President Trump has threatened to impose tariffs on European nations unless an agreement is reached by June regarding the US purchase of Greenland. This threat revives concerns over the ongoing US–EU trade conflicts, underlining the unpredictability of American trade policies. Commerzbank’s Head of FX and Commodity Research indicates that while the US dollar remains strong, the existing US current account deficit renders it susceptible to potential weaknesses if trade tensions dampen capital inflows.
The imposition of tariffs has thus far not severely impacted the economy due, in part, to a lower-than-expected increase in tariffs. Additionally, an AI investment boom has positively influenced the market. Despite these factors, uncertainty looms, and the EU could potentially face more economic challenges if trade conflicts intensify, potentially affecting the euro negatively.
Massive US Current Account Deficit
The massive US current account deficit is reliant on capital imports. Should the dollar’s status as the world’s reserve currency be perceived as threatened, it might lead to a decline in capital imports and even potential capital outflow. This scenario may necessitate an adjustment of the US current account balance, possibly leading to further dollar depreciation.
The threat of new tariffs on European nations over the Greenland issue brings significant uncertainty back to the forefront. With a potential June deadline, we are now facing several weeks where political headlines could easily dictate market direction. This reminds us that a sudden escalation in trade disputes remains a key risk.
As a result, traders should anticipate a notable increase in volatility, especially for the EUR/USD currency pair. Looking back at the trade disputes of 2018-2020, we saw how quickly sentiment could reverse, making options strategies that benefit from price swings, like straddles, a logical consideration. This is a time for active management rather than passive positioning.
Implied volatility for three-month EUR/USD options has already climbed over the past week, reflecting the market’s growing concern. This move is consistent with the patterns we observed in late 2025 when other geopolitical tensions flared up. The market is clearly starting to price in the risk of a more turbulent period ahead.

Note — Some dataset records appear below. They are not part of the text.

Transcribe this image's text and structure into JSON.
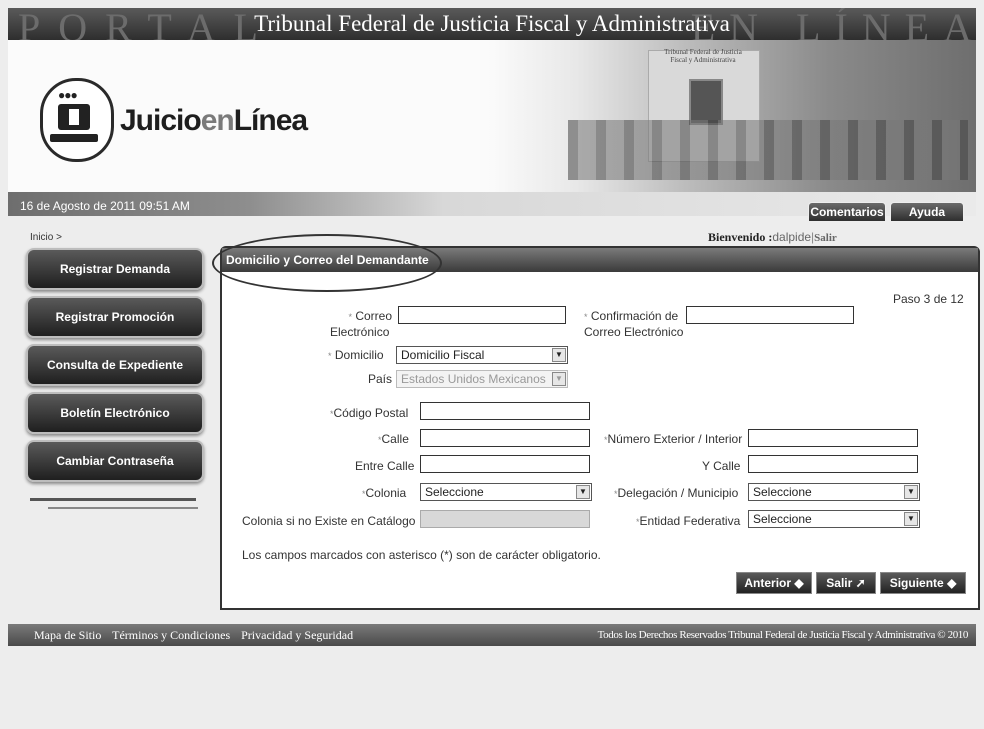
{
  "header": {
    "title": "Tribunal Federal de Justicia Fiscal y Administrativa",
    "ghost_left": "PORTAL",
    "ghost_right": "EN LÍNEA",
    "logo_text_1": "Juicio",
    "logo_text_2": "en",
    "logo_text_3": "Línea",
    "plate_text": "Tribunal Federal de Justicia Fiscal y Administrativa"
  },
  "datebar": {
    "date": "16 de Agosto de 2011 09:51 AM",
    "comments_label": "Comentarios",
    "help_label": "Ayuda"
  },
  "breadcrumb": "Inicio >",
  "welcome": {
    "label": "Bienvenido :",
    "user": "dalpide",
    "separator": "|",
    "logout": "Salir"
  },
  "sidebar": {
    "items": [
      {
        "label": "Registrar Demanda"
      },
      {
        "label": "Registrar Promoción"
      },
      {
        "label": "Consulta de Expediente"
      },
      {
        "label": "Boletín Electrónico"
      },
      {
        "label": "Cambiar Contraseña"
      }
    ]
  },
  "panel": {
    "title": "Domicilio y Correo del Demandante",
    "step": "Paso 3 de 12"
  },
  "form": {
    "required_mark": "*",
    "email_label_1": "Correo",
    "email_label_2": "Electrónico",
    "email_value": "",
    "email_confirm_label_1": "Confirmación de",
    "email_confirm_label_2": "Correo Electrónico",
    "email_confirm_value": "",
    "domicilio_label": "Domicilio",
    "domicilio_value": "Domicilio Fiscal",
    "pais_label": "País",
    "pais_value": "Estados Unidos Mexicanos",
    "cp_label": "Código Postal",
    "calle_label": "Calle",
    "numero_label": "Número Exterior / Interior",
    "entre_calle_label": "Entre Calle",
    "y_calle_label": "Y Calle",
    "colonia_label": "Colonia",
    "colonia_value": "Seleccione",
    "delegacion_label": "Delegación / Municipio",
    "delegacion_value": "Seleccione",
    "colonia_otra_label": "Colonia si no Existe en Catálogo",
    "entidad_label": "Entidad Federativa",
    "entidad_value": "Seleccione",
    "note": "Los campos marcados con asterisco (*) son de carácter obligatorio."
  },
  "actions": {
    "previous": "Anterior",
    "exit": "Salir",
    "next": "Siguiente"
  },
  "footer": {
    "links": [
      "Mapa de Sitio",
      "Términos y Condiciones",
      "Privacidad y Seguridad"
    ],
    "copyright": "Todos los Derechos Reservados Tribunal Federal de Justicia Fiscal y Administrativa © 2010"
  }
}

Economic Vulnerability and Volatility
We must also consider the US economy’s underlying vulnerability, driven by its massive current account deficit. The latest figures for the fourth quarter of 2025 showed the deficit remains wide, making the US dollar dependent on steady capital imports. A trade war that spooks foreign investors could disrupt these flows and trigger a sharp downward correction for the dollar.
However, some are betting that the European economy is more exposed to an escalation. Given that recent German manufacturing data has shown some softness, new tariffs could hurt the EU’s export-heavy economy more severely than the US. This could paradoxically strengthen the dollar against the euro in the short term.
The AI investment boom that supported the US economy through past tensions has also played a role, though its momentum has cooled since the peak in 2024. Therefore, we cannot rely on it to provide the same economic cushion this time. Hedging long dollar exposure with out-of-the-money put options may be a wise precaution against a sudden loss of investor confidence.